EuGH stärkt Recht auf Rente für multinational tätige Anwälte

Eine nationale Regelung, die eine vorzeitige Altersrente davon abhängig macht, dass ein Rechtsanwalt seine Zulassungen im In- und Ausland zurückgeben muss, ist nicht mit Uni­ons­recht ver­ein­bar. Sie beeinträchtige den Juristen in seiner Niederlassungsfreiheit und seiner Freizügigkeit, entschied der Europäische Gerichtshof im Rah­men eines Vor­ab­ent­schei­dungs­er­su­chens.
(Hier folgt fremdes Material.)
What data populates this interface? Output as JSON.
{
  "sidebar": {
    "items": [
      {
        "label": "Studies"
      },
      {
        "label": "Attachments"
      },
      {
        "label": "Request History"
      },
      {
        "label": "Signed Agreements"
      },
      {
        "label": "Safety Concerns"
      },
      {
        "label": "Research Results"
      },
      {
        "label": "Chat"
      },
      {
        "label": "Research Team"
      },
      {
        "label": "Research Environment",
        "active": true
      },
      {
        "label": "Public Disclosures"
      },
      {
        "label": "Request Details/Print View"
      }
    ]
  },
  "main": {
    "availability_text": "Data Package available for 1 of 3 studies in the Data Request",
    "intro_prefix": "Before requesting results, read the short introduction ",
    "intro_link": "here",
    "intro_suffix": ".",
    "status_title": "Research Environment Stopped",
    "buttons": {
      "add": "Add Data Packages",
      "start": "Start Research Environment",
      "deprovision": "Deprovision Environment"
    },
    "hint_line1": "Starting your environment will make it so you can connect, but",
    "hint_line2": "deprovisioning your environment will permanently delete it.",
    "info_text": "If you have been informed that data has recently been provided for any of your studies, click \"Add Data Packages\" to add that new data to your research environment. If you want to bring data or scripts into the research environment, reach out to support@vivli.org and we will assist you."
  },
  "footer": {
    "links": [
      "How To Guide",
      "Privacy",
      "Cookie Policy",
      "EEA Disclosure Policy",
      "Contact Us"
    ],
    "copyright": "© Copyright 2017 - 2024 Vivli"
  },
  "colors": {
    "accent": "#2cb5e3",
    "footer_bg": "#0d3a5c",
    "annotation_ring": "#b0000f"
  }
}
Die Forderung eines kompletten Verzichts gehe wohl über das gesetzgeberische Ziel hinaus.

Deutsch-polnischer Anwalt arbeitet in der Schweiz, Deutschland und Österreich

Ein Rechtsanwalt lag im Streit mit der Rechtsanwaltskammer Wien (Österreich), weil diese seinen Antrag auf vorzeitige Altersrente abgelehnt hatte. Der Mann mit polnischer und deutscher Staatsangehörigkeit hatte seinen Lebensmittelpunkt - privat wie beruflich - seit 2007 in der Schweiz. Er übte seinen Beruf aber noch in zwei weiteren Mitgliedstaaten aus, seit 1984 in Deutschland und seit 1996 in Österreich - wenn auch nur geringfügig. Seit Beginn seiner Tätigkeit zahlte er in das nordrhein-westfälische Versorgungssystem Beiträge ein. Ab 2018 bekam er in Deutschland eine vorzeitige Altersrente, während er dort weiterhin als Anwalt arbeitete. Auch in der Schweiz zahlte er ein. Im Oktober 2017 beantragte er bei der Rechtsanwaltskammer Wien erfolglos eine vorzeitige Altersrente. Er gab an, seine österreichische Zulassung zurückgegeben zu wollen, während er in Köln und in der Schweiz weiterhin als Anwalt arbeiten wolle. Eine vorzeitige Rente setze voraus, dass der Antragsteller auf seine Zulassungen "wo immer" verzichte, so der Ablehnungsbescheid.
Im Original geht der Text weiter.